IoTube model Pro.シリーズは、遠隔地からのリアルタイム監視と双方向通話が可能なLED一体型製品。鉄道車両内搭載に向け各必要適合規格をすべて取得し、2020年7月に東急電鉄が導入したモデルの製品品質をベースにしたものという。魚眼カメラで撮影した動画をSDメモリーカードに保存可能なほか、通信方式は用途に合わせてWi-Fi 6とLTE/4Gの2種類から選択できる。サーモセンサー・マイク・スピーカー・煙感知センサー・温湿度センサー・3D加速度センサー・BLEビーコン・CO2センサーも搭載している。また、エッジAI機能により、防犯カメラおよび行動解析が可能なほか、社会的弱者(車椅子・白杖・ベビーカーなど)の発見と見守りや、アフターコロナに向けた密度測定、マスク判定検知、行動分析にも利用できる。鉄道車両内での異常事態検知や非常通報ボタンとの連携、リアルタイム監視による現場状況の可視化、乗客への誘導指示といった活用を想定しており、鉄道車両内での問題発生の抑止力や有事の対応力の強化においても期待されているという。
ギリアでは、AIの社会実装で培った独自技術をベースに、「人物検出」「姿勢検出」「視線検出」など様々な利用シーンに特化したAIソリューションを提供。ギリアのAIモデルを搭載したIoTubeを利用することで、公共空間の安心安全を守るだけではなく、マーケティングや様々なソリューションへの活用が可能としている。
鉄道車両内での応用による異常事態検知では、「視線推定による異常事態感知」(複数の乗客が異常者・事態を凝視する行動)、「動線感知による異常事態感知」(複数の乗客が一定方向に逃げる行動)、「一定もしくは複数の警戒閾値を超えた場合に司令・運転士・車掌にアラートが発報」「AIによる避難者数・転倒者数の把握」などを挙げている。さらに、マイクセンサーの集音データをAIが解析し、通常騒音以外の音域、異常な足音・悲鳴・怒号などを検知するという。
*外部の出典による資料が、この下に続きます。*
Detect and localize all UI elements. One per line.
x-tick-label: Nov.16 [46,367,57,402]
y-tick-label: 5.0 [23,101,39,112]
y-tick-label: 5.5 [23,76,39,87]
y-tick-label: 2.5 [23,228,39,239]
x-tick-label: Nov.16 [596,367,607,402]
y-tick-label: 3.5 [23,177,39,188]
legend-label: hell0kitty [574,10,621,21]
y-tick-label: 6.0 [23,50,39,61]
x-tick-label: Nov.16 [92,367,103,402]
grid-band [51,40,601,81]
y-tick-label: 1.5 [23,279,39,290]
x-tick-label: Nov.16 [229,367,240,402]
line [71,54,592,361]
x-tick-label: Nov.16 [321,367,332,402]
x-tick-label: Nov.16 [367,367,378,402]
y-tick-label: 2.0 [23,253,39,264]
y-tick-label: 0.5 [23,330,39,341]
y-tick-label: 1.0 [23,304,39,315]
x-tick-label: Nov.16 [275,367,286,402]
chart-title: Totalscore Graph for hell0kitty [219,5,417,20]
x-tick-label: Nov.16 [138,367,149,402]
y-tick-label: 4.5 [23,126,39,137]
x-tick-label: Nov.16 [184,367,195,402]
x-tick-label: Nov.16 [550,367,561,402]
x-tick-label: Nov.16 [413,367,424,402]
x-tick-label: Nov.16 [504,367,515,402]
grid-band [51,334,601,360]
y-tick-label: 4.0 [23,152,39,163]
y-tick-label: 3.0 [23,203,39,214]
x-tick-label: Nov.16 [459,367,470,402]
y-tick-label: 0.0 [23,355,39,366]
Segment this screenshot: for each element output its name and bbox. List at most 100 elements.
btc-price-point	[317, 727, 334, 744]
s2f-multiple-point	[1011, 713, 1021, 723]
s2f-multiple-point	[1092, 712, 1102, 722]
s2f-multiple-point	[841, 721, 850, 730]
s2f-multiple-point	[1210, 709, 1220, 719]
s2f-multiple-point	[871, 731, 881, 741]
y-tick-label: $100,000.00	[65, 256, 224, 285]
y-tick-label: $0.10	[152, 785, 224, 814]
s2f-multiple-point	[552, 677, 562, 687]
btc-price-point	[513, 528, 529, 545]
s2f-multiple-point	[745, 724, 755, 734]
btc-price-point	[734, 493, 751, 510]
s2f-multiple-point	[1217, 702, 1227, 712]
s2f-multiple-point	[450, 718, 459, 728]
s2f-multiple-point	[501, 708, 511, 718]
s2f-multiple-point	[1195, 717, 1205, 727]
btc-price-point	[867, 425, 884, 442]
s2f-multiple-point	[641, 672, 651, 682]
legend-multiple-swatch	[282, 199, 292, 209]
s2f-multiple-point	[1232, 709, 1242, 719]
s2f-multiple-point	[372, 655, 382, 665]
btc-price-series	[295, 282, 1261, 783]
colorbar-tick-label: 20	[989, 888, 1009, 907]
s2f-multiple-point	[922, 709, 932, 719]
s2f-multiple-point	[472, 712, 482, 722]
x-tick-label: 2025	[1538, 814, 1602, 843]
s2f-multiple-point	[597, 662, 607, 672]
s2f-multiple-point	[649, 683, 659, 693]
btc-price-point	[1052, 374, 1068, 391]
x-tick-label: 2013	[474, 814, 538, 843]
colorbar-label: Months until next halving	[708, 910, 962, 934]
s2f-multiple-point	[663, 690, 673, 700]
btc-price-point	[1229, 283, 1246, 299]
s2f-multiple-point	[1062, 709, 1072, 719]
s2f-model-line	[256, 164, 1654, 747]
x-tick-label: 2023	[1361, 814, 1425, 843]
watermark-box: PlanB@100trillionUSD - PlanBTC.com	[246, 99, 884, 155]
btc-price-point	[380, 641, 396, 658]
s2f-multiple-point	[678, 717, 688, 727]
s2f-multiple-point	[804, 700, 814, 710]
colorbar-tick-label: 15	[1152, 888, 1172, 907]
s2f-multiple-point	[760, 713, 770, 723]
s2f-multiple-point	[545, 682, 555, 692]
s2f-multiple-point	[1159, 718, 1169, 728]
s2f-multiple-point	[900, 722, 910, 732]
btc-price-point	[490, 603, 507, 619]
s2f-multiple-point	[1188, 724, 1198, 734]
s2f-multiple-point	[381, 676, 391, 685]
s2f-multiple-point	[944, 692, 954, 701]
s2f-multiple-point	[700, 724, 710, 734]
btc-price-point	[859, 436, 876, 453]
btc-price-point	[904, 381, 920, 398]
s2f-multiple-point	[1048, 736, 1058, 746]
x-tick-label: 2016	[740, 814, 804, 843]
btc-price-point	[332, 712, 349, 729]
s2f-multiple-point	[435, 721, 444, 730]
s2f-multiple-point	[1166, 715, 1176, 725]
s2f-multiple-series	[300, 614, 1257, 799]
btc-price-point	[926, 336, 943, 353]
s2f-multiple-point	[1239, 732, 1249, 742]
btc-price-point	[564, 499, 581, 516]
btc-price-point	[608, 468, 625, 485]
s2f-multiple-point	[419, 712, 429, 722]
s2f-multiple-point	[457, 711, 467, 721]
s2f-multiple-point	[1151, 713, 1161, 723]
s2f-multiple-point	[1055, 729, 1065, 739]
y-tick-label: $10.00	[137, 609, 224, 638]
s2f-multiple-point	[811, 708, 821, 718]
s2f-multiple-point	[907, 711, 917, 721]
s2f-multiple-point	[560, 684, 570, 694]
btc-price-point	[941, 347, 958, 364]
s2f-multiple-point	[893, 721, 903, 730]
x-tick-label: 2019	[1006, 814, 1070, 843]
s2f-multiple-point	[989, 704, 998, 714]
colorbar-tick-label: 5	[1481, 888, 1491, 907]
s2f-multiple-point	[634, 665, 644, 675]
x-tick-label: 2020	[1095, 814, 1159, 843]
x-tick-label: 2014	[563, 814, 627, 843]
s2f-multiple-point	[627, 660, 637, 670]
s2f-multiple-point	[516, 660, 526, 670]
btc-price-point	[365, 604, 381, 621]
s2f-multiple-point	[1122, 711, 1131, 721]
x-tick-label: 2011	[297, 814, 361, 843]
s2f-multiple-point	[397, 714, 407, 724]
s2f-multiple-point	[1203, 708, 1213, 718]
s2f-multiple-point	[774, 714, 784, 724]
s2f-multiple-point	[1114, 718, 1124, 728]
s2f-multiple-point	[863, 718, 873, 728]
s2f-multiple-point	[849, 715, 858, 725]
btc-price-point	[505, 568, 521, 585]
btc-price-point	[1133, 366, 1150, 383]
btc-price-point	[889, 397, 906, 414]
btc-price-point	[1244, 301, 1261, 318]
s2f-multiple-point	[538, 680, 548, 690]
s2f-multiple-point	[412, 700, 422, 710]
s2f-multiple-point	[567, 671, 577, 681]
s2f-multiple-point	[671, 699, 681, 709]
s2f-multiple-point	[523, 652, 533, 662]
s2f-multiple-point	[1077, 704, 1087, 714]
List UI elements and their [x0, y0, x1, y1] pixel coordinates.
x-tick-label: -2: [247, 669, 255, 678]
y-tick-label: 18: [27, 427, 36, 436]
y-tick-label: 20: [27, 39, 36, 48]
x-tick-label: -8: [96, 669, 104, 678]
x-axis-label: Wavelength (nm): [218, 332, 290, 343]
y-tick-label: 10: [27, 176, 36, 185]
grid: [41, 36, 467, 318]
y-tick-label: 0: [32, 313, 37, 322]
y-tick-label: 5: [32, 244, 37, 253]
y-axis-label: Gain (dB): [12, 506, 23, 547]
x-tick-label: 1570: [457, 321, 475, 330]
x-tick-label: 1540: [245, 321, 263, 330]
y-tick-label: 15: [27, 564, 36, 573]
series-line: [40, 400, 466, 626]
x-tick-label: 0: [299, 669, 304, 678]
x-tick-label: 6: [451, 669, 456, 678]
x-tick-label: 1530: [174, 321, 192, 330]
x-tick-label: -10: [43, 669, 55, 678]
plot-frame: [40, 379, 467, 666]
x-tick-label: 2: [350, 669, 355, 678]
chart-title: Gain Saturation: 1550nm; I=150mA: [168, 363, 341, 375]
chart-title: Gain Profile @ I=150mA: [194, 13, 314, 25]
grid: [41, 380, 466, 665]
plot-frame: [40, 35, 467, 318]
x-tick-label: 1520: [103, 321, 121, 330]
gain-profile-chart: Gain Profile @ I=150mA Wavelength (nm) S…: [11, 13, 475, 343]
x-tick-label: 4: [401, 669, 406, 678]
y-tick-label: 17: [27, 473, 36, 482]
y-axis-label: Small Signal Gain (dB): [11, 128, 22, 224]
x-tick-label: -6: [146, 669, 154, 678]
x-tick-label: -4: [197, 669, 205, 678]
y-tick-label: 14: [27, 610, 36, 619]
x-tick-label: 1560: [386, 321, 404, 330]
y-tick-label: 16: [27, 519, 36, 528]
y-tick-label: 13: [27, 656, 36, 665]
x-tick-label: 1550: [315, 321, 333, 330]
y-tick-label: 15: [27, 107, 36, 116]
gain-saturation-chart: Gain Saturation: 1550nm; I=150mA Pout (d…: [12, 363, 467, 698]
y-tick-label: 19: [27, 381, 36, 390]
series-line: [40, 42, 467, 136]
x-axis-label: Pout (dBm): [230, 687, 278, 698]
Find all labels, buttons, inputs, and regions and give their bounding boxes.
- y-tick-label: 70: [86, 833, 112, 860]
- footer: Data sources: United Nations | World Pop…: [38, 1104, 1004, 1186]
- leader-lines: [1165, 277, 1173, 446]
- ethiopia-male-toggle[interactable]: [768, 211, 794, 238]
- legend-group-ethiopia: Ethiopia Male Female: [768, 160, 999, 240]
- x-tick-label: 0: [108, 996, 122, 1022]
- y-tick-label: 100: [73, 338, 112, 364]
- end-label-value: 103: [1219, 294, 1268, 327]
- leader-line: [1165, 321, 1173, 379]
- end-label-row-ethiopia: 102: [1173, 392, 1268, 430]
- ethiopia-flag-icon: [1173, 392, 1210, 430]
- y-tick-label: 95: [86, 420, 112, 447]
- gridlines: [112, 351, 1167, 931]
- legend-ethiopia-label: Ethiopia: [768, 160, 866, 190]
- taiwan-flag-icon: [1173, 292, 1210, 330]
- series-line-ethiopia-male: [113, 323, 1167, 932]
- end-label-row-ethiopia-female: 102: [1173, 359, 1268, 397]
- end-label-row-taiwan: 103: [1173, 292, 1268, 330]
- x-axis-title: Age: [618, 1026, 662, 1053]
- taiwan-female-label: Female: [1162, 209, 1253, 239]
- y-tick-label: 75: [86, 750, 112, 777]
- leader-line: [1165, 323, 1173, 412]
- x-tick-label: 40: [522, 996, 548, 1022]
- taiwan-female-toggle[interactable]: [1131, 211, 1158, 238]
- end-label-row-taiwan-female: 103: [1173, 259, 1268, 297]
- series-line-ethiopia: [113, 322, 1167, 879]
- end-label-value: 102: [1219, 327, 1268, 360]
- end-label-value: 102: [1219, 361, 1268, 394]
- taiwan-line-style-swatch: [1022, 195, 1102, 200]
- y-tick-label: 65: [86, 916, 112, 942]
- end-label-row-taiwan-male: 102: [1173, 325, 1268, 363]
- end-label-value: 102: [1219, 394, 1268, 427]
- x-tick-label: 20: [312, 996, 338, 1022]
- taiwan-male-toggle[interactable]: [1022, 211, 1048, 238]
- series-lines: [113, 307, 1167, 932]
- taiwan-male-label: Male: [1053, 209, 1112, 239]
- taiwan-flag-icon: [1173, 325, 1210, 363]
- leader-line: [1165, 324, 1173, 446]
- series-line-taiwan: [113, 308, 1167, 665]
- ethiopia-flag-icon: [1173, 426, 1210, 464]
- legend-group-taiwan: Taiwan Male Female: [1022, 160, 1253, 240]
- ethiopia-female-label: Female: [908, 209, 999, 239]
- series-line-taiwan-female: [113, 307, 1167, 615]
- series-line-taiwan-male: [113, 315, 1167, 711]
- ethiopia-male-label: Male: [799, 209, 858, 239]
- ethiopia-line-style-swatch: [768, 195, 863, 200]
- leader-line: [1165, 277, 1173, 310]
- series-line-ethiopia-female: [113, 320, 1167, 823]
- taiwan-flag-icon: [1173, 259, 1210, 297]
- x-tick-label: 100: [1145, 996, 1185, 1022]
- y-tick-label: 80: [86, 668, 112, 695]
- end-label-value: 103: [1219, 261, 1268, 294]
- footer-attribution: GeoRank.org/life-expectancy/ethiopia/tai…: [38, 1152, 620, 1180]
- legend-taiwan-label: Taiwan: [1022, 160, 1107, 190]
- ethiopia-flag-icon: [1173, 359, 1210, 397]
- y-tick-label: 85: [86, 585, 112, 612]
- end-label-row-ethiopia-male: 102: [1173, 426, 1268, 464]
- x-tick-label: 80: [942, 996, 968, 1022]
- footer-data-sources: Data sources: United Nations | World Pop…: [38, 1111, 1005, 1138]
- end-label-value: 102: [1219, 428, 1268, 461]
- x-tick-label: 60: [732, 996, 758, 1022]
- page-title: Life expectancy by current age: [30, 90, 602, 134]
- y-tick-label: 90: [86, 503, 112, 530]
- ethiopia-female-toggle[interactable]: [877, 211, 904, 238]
このプロダクトで使用されるAI技術を開発したギリアは、「ヒトとAIの共生環境の実現」を目指して、社会や暮らしの中でAIによる能力拡張を実現し、課題解決や効率化に加えてAI技術による歓び・発見・感動体験を提供することをビジョンとするスタートアップ。同社CEOの清水亮氏が創業したUEI(2020年9月解散)とソニーコンピュータサイエンス研究所、ベンチャーキャピタルWiLが2017年に共同設立した。